In quel tempo, Gesù diceva [alla folla]: «Così è il regno di Dio: come un uomo che getta il seme sul terreno; dorma o vegli, di notte o di giorno, il seme germoglia e cresce. Come, egli stesso non lo sa. Il terreno produce spontaneamente prima lo stelo, poi la spiga, poi il chicco pieno nella spiga; e quando il frutto è maturo, subito egli manda la falce, perché è arrivata la mietitura». Diceva: «A che cosa possiamo paragonare il regno di Dio o con quale parabola possiamo descriverlo? È come un granello di senape che, quando viene seminato sul terreno, è il più piccolo di tutti i semi che sono sul terreno; ma, quando viene seminato, cresce e diventa più grande di tutte le piante dell’orto e fa rami così grandi che gli uccelli del cielo possono fare il nido alla sua ombra». Con molte parabole dello stesso genere annunciava loro la Parola, come potevano intendere. Senza parabole non parlava loro ma, in privato, ai suoi discepoli spiegava ogni cosa (Mc 4,26 – 34)

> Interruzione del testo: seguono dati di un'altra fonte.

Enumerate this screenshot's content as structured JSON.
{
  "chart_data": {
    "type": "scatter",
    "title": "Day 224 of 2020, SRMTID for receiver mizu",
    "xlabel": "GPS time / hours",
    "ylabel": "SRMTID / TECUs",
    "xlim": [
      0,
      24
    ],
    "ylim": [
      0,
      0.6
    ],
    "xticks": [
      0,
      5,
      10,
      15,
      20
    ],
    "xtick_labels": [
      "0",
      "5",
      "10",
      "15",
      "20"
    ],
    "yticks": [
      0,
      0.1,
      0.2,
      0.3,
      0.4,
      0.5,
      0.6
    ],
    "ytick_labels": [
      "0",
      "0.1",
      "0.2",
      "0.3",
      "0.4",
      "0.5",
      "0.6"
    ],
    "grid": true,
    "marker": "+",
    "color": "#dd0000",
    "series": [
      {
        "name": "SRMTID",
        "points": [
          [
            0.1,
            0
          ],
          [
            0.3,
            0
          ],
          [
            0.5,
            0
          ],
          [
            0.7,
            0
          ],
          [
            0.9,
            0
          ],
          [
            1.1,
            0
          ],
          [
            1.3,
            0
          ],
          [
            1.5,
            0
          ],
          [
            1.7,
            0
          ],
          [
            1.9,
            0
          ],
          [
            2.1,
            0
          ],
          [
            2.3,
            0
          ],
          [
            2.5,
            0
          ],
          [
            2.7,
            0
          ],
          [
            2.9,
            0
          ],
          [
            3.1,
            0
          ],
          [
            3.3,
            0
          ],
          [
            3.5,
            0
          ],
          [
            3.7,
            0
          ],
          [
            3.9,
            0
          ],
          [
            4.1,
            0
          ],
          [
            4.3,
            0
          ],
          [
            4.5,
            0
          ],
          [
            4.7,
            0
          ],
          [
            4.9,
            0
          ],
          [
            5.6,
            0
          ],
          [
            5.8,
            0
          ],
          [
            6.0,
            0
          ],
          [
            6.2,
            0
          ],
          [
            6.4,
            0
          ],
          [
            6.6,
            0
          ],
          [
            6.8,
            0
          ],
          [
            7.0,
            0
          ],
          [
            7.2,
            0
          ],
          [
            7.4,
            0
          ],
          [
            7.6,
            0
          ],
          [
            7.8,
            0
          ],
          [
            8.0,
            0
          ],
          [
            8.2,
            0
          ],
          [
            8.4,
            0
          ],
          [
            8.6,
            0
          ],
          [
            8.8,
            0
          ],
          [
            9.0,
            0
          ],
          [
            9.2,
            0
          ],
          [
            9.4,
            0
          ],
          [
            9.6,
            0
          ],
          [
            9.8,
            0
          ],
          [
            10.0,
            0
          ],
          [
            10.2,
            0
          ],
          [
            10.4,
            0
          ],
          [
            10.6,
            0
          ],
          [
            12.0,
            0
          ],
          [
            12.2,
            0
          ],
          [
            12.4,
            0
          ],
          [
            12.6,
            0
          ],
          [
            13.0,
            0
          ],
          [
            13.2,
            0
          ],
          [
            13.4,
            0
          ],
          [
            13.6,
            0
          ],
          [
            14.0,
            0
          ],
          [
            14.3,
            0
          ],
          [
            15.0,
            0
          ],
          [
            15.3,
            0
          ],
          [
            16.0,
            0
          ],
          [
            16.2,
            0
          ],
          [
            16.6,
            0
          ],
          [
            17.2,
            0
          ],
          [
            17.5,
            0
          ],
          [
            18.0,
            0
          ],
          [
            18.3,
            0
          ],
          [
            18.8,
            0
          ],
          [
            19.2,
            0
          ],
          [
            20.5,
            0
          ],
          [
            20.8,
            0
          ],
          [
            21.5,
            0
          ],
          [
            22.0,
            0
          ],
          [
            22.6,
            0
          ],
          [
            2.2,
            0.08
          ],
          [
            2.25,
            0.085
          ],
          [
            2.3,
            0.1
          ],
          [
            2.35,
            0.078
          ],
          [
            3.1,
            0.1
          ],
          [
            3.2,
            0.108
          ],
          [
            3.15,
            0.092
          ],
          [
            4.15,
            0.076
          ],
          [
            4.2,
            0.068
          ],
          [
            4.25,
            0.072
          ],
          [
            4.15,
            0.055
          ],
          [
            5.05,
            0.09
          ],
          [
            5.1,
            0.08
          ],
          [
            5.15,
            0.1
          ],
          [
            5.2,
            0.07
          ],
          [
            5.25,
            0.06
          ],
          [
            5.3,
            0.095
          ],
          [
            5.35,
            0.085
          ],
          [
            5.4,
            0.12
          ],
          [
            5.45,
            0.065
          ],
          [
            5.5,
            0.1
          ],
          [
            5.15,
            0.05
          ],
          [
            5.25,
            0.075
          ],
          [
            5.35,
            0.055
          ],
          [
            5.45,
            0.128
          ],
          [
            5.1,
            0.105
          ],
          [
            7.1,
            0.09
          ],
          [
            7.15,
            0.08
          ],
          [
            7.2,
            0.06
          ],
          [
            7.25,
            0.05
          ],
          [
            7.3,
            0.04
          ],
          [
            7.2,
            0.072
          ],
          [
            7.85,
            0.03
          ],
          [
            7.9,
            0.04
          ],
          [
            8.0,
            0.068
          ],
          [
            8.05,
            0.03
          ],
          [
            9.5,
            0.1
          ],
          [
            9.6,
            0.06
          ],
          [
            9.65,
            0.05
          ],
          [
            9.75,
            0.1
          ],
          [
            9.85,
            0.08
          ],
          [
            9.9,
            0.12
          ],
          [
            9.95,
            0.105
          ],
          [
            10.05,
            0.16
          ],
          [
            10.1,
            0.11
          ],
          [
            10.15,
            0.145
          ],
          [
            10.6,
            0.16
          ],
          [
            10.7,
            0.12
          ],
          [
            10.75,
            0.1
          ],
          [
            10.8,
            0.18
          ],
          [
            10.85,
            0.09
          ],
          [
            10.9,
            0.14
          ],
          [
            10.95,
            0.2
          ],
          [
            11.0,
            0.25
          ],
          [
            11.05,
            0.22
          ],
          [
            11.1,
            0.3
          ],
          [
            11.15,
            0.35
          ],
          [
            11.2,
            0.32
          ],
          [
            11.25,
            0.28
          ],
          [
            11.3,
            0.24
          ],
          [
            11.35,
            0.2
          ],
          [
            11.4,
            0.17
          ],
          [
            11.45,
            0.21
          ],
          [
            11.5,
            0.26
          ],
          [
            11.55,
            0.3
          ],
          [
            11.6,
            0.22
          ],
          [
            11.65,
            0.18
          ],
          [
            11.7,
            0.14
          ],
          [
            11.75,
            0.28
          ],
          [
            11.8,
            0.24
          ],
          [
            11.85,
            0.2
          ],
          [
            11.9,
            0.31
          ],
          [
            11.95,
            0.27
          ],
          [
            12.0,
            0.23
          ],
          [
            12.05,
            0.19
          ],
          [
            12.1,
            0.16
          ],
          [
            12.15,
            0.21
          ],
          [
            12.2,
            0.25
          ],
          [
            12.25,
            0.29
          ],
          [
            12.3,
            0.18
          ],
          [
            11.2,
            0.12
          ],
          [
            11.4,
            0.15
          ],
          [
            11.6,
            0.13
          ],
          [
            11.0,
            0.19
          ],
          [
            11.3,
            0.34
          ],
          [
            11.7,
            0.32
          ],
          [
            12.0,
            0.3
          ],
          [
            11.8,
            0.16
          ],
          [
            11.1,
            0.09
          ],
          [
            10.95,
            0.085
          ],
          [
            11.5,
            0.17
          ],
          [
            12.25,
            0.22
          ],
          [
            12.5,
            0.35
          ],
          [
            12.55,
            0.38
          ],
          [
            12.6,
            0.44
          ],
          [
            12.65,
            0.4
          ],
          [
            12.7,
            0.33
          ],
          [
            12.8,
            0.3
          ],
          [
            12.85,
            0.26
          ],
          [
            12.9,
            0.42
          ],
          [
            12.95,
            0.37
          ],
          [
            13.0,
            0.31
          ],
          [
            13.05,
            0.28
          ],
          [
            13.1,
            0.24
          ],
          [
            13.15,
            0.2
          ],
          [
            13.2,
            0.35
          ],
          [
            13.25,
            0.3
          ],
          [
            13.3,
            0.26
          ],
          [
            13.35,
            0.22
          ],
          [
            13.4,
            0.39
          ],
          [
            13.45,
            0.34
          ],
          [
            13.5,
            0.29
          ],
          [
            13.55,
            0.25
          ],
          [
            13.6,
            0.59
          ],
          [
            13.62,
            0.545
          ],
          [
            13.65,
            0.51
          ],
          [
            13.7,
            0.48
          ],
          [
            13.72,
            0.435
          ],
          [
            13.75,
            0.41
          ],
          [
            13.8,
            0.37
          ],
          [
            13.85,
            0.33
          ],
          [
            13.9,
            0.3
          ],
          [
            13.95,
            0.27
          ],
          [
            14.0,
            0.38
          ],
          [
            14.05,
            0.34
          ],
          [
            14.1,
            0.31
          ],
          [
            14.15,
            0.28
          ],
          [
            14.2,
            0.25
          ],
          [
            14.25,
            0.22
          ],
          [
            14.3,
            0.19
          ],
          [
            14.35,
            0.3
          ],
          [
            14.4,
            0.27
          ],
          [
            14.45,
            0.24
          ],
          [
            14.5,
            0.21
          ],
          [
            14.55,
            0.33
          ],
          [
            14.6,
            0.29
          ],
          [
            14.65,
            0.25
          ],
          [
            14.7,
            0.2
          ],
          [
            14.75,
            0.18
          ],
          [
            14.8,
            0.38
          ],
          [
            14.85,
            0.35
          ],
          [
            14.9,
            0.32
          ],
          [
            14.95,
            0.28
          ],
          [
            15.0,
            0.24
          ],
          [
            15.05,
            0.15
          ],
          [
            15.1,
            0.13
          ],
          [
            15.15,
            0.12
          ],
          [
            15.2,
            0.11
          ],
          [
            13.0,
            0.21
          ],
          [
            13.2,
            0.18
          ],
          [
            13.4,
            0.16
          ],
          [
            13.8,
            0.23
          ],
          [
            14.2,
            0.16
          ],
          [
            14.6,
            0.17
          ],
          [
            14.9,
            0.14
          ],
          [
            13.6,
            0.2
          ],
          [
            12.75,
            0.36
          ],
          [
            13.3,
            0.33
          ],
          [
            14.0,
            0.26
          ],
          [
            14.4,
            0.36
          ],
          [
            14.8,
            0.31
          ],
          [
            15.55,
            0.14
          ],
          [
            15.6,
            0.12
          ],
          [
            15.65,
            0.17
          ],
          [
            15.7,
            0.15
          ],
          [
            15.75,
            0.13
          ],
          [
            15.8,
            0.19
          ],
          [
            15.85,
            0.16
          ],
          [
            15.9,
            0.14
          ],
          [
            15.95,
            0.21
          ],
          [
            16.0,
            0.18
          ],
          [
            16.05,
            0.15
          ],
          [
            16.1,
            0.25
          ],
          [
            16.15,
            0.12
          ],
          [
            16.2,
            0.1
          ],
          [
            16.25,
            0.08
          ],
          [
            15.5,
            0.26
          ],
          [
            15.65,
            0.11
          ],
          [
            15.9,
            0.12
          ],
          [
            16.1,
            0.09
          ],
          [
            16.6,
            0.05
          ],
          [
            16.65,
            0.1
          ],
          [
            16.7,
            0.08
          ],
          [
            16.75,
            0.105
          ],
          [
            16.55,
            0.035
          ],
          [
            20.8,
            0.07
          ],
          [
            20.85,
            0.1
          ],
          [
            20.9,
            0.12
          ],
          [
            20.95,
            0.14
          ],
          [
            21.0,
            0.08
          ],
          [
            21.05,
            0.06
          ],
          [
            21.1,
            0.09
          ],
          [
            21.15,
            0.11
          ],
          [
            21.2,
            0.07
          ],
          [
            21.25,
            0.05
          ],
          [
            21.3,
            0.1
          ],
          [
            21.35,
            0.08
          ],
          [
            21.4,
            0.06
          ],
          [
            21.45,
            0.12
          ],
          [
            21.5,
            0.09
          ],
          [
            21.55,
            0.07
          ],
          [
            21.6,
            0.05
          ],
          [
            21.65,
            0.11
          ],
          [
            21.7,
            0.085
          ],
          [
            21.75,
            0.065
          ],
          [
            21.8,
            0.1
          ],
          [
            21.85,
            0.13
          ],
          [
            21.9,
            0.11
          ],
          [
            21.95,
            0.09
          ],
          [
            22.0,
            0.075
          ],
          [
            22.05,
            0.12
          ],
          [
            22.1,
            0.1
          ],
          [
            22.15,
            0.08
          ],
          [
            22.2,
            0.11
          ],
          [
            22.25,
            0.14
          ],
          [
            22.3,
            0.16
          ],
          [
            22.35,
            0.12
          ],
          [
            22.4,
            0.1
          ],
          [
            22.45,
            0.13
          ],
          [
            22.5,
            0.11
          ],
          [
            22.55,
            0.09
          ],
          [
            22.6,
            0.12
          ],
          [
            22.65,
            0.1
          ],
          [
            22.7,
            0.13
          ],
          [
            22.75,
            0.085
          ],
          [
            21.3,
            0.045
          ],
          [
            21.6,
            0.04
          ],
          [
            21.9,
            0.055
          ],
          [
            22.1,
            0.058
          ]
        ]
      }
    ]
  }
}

L’immagine del seme è particolarmente cara a Gesù, perché esprime bene il mistero del Regno di Dio. Nelle due parabole di oggi esso rappresenta una “crescita” e un “contrasto”: la crescita che avviene grazie a un dinamismo insito nel seme stesso e il contrasto che esiste tra la piccolezza del seme e la grandiosità di ciò che produce. Il messaggio è chiaro: il Regno di Dio, anche se esige la nostra collaborazione, è innanzitutto dono del Signore, grazia che precede l’uomo e le sue opere. La nostra piccola forza, apparentemente impotente dinanzi ai problemi del mondo, se immessa in quella di Dio non teme ostacoli, perché certa è la vittoria del Signore. E’ il miracolo dell’amore di Dio, che fa germogliare e fa crescere ogni seme di bene sparso sulla terra. E l’esperienza di questo miracolo d’amore che ci fa essere ottimisti, nonostante le difficoltà, le sofferenze e il male che incontriamo. Il seme germoglia e cresce, perché lo fa crescere l’amore di Dio. La Vergine Maria, che ha accolto come «terra buona» il seme della divina Parola, rafforzi in noi questa fede e questa speranza.
«Quando il frutto è pronto, subito si mette mano alla falce, perché è venuta la mietitura».
Un tempo, la lettura del vangelo cominciava sempre con questo inizio solenne: «In quel tempo..». Oggi spesso questo inizio viene saltato perché ritenuto superfluo, invece si perde un significato in più. Tutto ciò che Gesù ha fatto e detto è avvenuto in un determinato tempo, nella pienezza del tempo. In natura niente ritorna: il grano bisogna mieterlo nel periodo giusto, i frutti si raccolgono quando sono maturi. Anche la vita dell’uomo ha un suo ritmo irreversibile. Nessuna opera buona può essere rimandata a domani, perché ogni opera buona è risposta all’amore di Dio, da porgere prontamente a suo tempo. Anche fra persone che si vogliono bene, non è buon segno rispondere con pigrizia o indifferenza all’amore dell’altro. Se la vita spirituale fosse soltanto una raccolta di meriti, si potrebbe dire che un giorno lavoriamo di più e un altro ci prendiamo un giorno di riposo. Al contrario, le ispirazioni divine non ritornano: perciò, all’inizio della liturgia delle Ore, ci ammonisce il Salmo 95,8: «Ascoltate oggi la voce sua voce: Non indurite il vostro cuore».